黒月姫
ここがどこだと思ってるん…あれ?この間の方ですね。また何かご用ですか?
黒月姫
…お父様。私もお父様のことを愛しておりますが、急に現れて抱きしめようとするのは……!
黒月姫
(姫が城主に向けて弓を放つ。よくあることなのか慣れているようだ。)
黒月姫
もう騙されません!
お父様の目薬は、私の手の中にありますから。
黒月城主
ちっ…仕方ない。
そうだ、娘よ。一緒に【プレイヤー】の話を聞こうじゃないか。
【プレイヤー】
役に立ちそうなものを持ってきました。姫様は持っているだけで大丈夫です。
黒月城主
これはなんて呼ぶものだ?原始的なオーラが溢れているようだ。
【プレイヤー】
記憶の欠片です。
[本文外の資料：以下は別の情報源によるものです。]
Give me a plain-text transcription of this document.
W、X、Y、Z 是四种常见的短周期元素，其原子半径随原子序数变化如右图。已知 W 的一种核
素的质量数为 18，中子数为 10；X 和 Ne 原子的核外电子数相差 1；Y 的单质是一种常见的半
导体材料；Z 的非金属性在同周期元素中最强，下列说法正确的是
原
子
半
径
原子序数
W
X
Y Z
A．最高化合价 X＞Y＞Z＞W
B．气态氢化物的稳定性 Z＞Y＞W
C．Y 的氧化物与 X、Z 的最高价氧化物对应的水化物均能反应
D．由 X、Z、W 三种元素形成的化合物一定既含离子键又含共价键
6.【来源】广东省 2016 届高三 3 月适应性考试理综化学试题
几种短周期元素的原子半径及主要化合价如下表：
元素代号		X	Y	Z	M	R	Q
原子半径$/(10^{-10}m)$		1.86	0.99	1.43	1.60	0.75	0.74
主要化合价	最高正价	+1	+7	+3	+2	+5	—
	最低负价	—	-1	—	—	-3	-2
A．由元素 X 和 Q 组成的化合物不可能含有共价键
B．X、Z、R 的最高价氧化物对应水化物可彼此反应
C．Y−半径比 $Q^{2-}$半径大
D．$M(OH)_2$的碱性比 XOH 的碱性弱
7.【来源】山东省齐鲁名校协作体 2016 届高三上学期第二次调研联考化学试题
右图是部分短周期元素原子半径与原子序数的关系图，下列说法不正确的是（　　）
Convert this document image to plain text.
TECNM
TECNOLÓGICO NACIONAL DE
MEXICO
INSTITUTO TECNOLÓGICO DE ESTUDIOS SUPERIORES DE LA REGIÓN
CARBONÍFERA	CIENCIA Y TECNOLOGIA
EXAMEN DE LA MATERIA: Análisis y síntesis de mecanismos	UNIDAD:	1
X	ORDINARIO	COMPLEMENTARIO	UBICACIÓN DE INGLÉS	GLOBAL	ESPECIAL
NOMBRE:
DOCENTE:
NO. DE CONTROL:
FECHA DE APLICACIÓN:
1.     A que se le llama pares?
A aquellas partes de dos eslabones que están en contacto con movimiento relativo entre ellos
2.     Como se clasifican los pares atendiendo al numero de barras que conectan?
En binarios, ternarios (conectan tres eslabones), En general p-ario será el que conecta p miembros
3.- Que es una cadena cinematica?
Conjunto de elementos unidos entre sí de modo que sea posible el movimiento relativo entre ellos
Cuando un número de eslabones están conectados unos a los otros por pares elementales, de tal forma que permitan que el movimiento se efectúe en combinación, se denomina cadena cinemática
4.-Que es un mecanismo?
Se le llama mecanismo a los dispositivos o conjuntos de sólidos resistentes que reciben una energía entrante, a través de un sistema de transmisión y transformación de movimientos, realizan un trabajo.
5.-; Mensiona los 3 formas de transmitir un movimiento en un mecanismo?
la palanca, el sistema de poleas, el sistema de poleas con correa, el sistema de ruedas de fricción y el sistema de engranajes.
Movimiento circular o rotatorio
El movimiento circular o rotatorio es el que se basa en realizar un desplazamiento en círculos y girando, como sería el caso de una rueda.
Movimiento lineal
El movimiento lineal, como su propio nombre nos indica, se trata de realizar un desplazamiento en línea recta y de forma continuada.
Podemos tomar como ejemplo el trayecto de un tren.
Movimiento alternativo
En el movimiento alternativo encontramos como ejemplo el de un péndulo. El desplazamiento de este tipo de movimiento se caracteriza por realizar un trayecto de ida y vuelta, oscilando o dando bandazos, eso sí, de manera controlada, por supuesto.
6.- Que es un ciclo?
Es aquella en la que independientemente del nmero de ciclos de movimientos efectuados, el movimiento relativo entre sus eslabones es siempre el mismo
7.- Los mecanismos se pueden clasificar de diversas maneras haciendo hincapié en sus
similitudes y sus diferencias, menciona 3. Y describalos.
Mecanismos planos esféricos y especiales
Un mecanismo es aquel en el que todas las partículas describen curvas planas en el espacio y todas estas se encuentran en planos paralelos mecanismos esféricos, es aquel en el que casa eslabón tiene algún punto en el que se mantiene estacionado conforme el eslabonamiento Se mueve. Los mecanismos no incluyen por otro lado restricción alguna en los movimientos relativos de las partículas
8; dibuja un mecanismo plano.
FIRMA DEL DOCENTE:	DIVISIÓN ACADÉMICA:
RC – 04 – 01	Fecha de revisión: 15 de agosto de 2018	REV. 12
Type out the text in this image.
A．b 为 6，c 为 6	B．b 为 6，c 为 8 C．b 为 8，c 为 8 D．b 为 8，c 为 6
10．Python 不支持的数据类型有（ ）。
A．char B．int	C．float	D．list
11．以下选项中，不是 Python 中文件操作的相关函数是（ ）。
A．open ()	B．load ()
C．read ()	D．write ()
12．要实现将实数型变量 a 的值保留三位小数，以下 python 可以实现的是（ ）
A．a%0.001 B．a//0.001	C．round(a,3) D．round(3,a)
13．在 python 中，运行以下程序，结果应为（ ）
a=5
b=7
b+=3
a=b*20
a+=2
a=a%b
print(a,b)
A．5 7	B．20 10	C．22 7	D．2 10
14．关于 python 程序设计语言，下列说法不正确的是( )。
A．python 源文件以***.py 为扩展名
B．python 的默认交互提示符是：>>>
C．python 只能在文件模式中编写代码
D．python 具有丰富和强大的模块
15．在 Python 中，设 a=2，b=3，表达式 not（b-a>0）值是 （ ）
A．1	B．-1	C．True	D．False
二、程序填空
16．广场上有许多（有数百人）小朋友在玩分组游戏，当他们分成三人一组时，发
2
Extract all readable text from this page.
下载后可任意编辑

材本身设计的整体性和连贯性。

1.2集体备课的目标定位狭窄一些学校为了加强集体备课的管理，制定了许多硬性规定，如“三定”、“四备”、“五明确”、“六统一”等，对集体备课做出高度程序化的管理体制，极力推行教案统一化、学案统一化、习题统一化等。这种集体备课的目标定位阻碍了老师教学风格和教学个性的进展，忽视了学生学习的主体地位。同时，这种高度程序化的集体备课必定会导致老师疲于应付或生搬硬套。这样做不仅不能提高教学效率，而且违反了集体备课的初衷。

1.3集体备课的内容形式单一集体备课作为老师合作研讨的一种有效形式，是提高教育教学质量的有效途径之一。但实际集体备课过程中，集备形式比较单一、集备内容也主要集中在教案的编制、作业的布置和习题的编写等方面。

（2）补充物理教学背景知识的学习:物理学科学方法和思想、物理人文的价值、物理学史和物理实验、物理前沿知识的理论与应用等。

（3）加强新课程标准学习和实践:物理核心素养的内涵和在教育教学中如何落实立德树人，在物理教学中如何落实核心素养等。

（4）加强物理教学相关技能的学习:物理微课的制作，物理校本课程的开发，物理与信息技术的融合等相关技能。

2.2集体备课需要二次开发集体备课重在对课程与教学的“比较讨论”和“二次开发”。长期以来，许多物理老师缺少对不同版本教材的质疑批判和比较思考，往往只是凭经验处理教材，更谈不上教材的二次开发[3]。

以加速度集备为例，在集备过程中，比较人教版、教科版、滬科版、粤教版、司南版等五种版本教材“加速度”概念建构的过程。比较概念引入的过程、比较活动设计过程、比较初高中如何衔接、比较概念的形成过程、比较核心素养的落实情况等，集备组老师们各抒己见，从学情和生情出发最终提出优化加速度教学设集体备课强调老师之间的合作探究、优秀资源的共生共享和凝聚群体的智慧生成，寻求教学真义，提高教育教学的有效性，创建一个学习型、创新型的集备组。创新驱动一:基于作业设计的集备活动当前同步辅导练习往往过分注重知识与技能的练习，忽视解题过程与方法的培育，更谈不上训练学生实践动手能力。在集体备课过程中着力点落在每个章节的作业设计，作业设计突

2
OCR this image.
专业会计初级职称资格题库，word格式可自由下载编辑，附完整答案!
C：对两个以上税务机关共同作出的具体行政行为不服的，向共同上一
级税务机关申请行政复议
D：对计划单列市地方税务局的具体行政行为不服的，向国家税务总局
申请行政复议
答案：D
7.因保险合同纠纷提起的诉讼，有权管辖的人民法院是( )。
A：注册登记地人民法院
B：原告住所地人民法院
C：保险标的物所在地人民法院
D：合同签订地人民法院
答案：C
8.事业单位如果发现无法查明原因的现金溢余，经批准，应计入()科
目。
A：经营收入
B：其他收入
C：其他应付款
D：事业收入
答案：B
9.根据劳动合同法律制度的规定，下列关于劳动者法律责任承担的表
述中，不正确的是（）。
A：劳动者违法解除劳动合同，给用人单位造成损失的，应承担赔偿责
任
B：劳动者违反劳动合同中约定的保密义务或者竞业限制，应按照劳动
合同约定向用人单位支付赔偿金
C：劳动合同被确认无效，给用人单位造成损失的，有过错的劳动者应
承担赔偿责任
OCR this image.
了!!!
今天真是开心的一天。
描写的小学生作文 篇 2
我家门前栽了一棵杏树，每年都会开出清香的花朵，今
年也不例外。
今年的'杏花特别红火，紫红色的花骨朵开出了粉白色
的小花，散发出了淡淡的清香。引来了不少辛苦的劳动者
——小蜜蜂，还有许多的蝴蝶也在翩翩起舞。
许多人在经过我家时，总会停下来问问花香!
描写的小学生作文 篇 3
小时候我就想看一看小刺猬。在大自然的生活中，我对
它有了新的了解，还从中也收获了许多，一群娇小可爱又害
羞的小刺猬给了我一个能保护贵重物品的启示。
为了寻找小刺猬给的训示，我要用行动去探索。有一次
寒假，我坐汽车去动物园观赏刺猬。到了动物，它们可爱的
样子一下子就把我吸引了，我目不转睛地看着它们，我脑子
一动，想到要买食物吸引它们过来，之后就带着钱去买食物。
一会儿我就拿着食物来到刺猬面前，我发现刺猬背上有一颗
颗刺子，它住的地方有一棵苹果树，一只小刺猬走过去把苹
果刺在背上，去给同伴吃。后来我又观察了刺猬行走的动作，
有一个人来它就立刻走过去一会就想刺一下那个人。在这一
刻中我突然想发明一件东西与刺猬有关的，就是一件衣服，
これを持っていれば大丈夫ですよ。
【プレイヤー】
はい、記憶を失くした人にだけ反応します。おそらく……。
黒月姫
(姫が疑るように記憶の欠片と父親を交互に見つめる。城主が頷くと記憶の欠片を手に取る。)
黒月姫
(黒月姫の手の中で記憶の欠片が溶けて消える。何かを感じた姫の顔が青ざめて行く。)
黒月姫
私…今まで何かを忘れていたみたい…でも……それがなんなのかわからないの……。
黒月姫
(黒月姫の表情が戻る。ある程度安定したようだ。)
黒月姫
ああ、そう。あなたはイリスを探すために旅に出かけた人だったわ。それで、イリスは見つかったの?
【プレイヤー】
(今までイリスにあったことを話す。)
黒月姫
そうなのね。でも、私はこれからもイリスを理解できないわ。理解したくもない。そして……。
黒月姫
はい、お父様。全部ではありませんが…誰かを忘れている気がします。
黒月姫
(少し言葉を失くした姫の目に涙が流れる。)
黒月姫
【プレイヤー】、あなた…どうして私にこんなものを持ってきたのよ!どうして急にこんな気分を味わわなければいけないの!
黒月姫
お父様、お父様。私が忘れている人が誰なのかご存知でしょう?私、覚えているのに名前が…その名前が出てこないのです……。
黒月城主
(姫の姿が見えなくなると、城主の瞳が悲しみに溢れる。)
黒月城主
やっとわかったんだ。俺の娘がどうしてあの子を忘れてしまったのか……。
あの子の契約内容はわからないが、代価が娘の記憶だなんて……。
黒月城主
酷すぎるじゃないか。どうしてここまで……。
黒月城主
とにかく、たとえ一部だとしても娘の記憶を取り戻してくれたことに感謝しよう。戻ったらイリスに、いや女神イリス様によろしくお伝えしてくれ。